Cela aurait pu être pire si le gouvernement n’avait pas annulé le projet «à temps». Car le 4 août, soit jeudi dernier (à la veille de cette désormais fameuse réunion du Conseil des ministres où tout a basculé), le même High Powered Committee avait estimé qu’on pouvait «en toute quiétude et pour un ‘excellent deal’» confier les phases trois et quatre (design détaillé de l’Heritage Square et du complexe multifonctionnel ainsi que la partie privée de la cité, c’est-à-dire les appartements, maisons, espaces commerciaux) au même Stree Consulting contre USD 4,7 millions supplémentaires, pour un total de USD 9 millions. À partir de là, les appels d’offres pour les constructions auraient été lancés.

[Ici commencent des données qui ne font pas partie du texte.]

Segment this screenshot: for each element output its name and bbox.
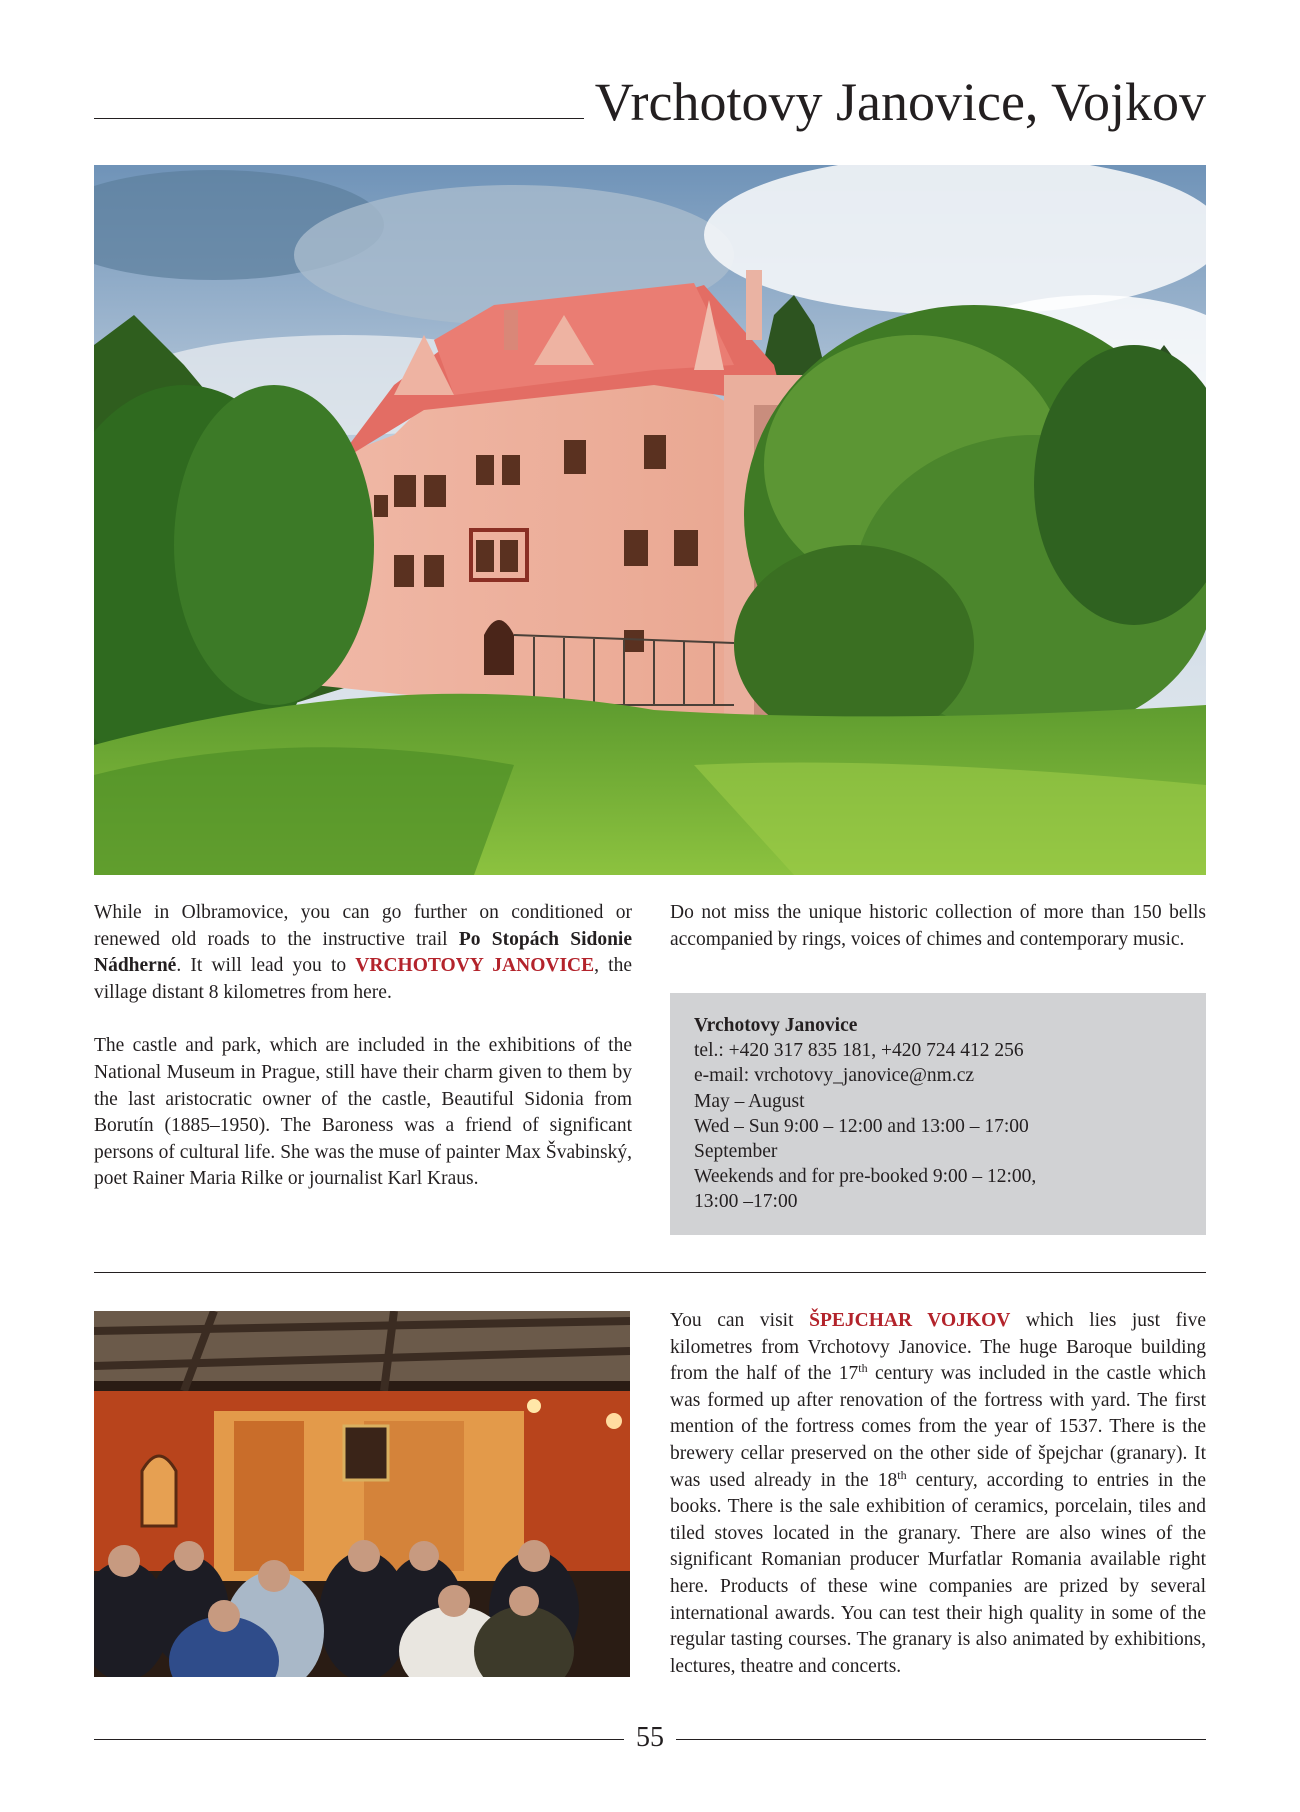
ordinal-suffix-2: th — [897, 1467, 907, 1482]
castle-photo — [94, 165, 1206, 875]
village-name-highlight: VRCHOTOVY JANOVICE — [355, 955, 595, 977]
trail-name: Po Stopách Sidonie Nádherné — [94, 928, 632, 977]
granary-paragraph — [670, 1308, 1206, 1680]
info-box-email: e-mail: vrchotovy_janovice@nm.cz — [694, 1065, 975, 1087]
granary-text: You can visit — [670, 1310, 810, 1331]
intro-paragraph — [94, 900, 632, 1006]
bells-paragraph: Do not miss the unique historic collection of more than 150 bells accompanied by rings, voices of chimes and contemporary music. — [670, 902, 1206, 950]
page-number: 55 — [636, 1722, 664, 1753]
footer-rule-left — [94, 1739, 624, 1740]
intro-text: While in Olbramovice, you can go further on conditioned or renewed old roads to the instructive trail — [94, 902, 632, 950]
info-box-season-1: May – August — [694, 1090, 805, 1112]
granary-hall-photo — [94, 1311, 630, 1677]
ordinal-suffix: th — [858, 1361, 868, 1376]
granary-column — [670, 1308, 1206, 1680]
granary-text-2: which lies just five kilometres from Vrchotovy Janovice. The huge Baroque building from the half of the 17 — [670, 1310, 1206, 1385]
info-box-hours-2-cont: 13:00 –17:00 — [694, 1191, 798, 1213]
footer-rule-right — [676, 1739, 1206, 1740]
info-box-hours-1: Wed – Sun 9:00 – 12:00 and 13:00 – 17:00 — [694, 1115, 1029, 1137]
contact-info-box — [670, 993, 1206, 1235]
page-title: Vrchotovy Janovice, Vojkov — [594, 72, 1206, 132]
section-divider — [94, 1272, 1206, 1273]
granary-text-4: century, according to entries in the books. There is the sale exhibition of ceramics, porcelain, tiles and tiled stoves located in the granary. There are also wines of the significant Romanian producer Murfatlar Romania available right here. Products of these wine companies are prized by several international awards. You can test their high quality in some of the regular tasting courses. The granary is also animated by exhibitions, lectures, theatre and concerts. — [670, 1469, 1207, 1677]
right-column — [670, 900, 1206, 953]
granary-name-highlight: ŠPEJCHAR VOJKOV — [809, 1310, 1011, 1331]
granary-text-3: century was included in the castle which was formed up after renovation of the fortress with yard. The first mention of the fortress comes from the year of 1537. There is the brewery cellar preserved on the other side of špejchar (granary). It was used already in the 18 — [670, 1363, 1206, 1491]
intro-text-2: . It will lead you to — [176, 955, 356, 977]
info-box-title: Vrchotovy Janovice — [694, 1015, 858, 1036]
info-box-season-2: September — [694, 1141, 778, 1163]
info-box-phone: tel.: +420 317 835 181, +420 724 412 256 — [694, 1040, 1024, 1062]
info-box-hours-2: Weekends and for pre-booked 9:00 – 12:00, — [694, 1166, 1037, 1188]
left-column — [94, 900, 632, 1193]
intro-text-3: , the village distant 8 kilometres from here. — [94, 955, 632, 1003]
title-rule — [94, 118, 584, 119]
castle-paragraph: The castle and park, which are included in the exhibitions of the National Museum in Prague, still have their charm given to them by the last aristocratic owner of the castle, Beautiful Sidonia from Borutín (1885–1950). The Baroness was a friend of significant persons of cultural life. She was the muse of painter Max Švabinský, poet Rainer Maria Rilke or journalist Karl Kraus. — [94, 1035, 632, 1190]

Mais le Conseil des ministres n’est pas allé de l’avant.

Toutefois, il y a aussi un autre scénario : celui qu’explique le rapport attribué initialement à Luxconsult (qui a démenti avoir vu ce rapport), mais qui émanerait en fait de Gérard Sanspeur. Lui, affirme que la facture totale aurait atteint les 19 millions de dollars (Rs 665 millions) et non USD 9 millions, en excluant les dépenses, telles que billets d’avion et hébergement qu’il faut rembourser aux consultants. Les phases une et deux, selon ses chiffres, totaliseraient USD 6,2 millions. Partant du principe que 20 % sont payés au départ et que 80 % le sont un mois après la soumission des phases une et deux, Stree Consulting, selon les chiffres de Gérard Sanspeur, a déjà reçu Rs 43 millions, et l’État lui doit Rs 175 millions.

Mais cette version de Gérard Sanspeur a été âprement démentie par Roshi Bhadain vendredi dernier. Une source au ministère des Finances affirme aussi, comme Roshi Bhadain, que le chiffre de 19 millions de dollars est «ridicule» et que, si le projet avait abouti, Stree Consulting n’aurait pas empoché plus de USD 9 millions. Une chose est sûre : entre la réponse de Roshi Bhadain à la PNQ du 19 avril, et le rapport Sanspeur, il est très difficile de réconcilier les chiffres.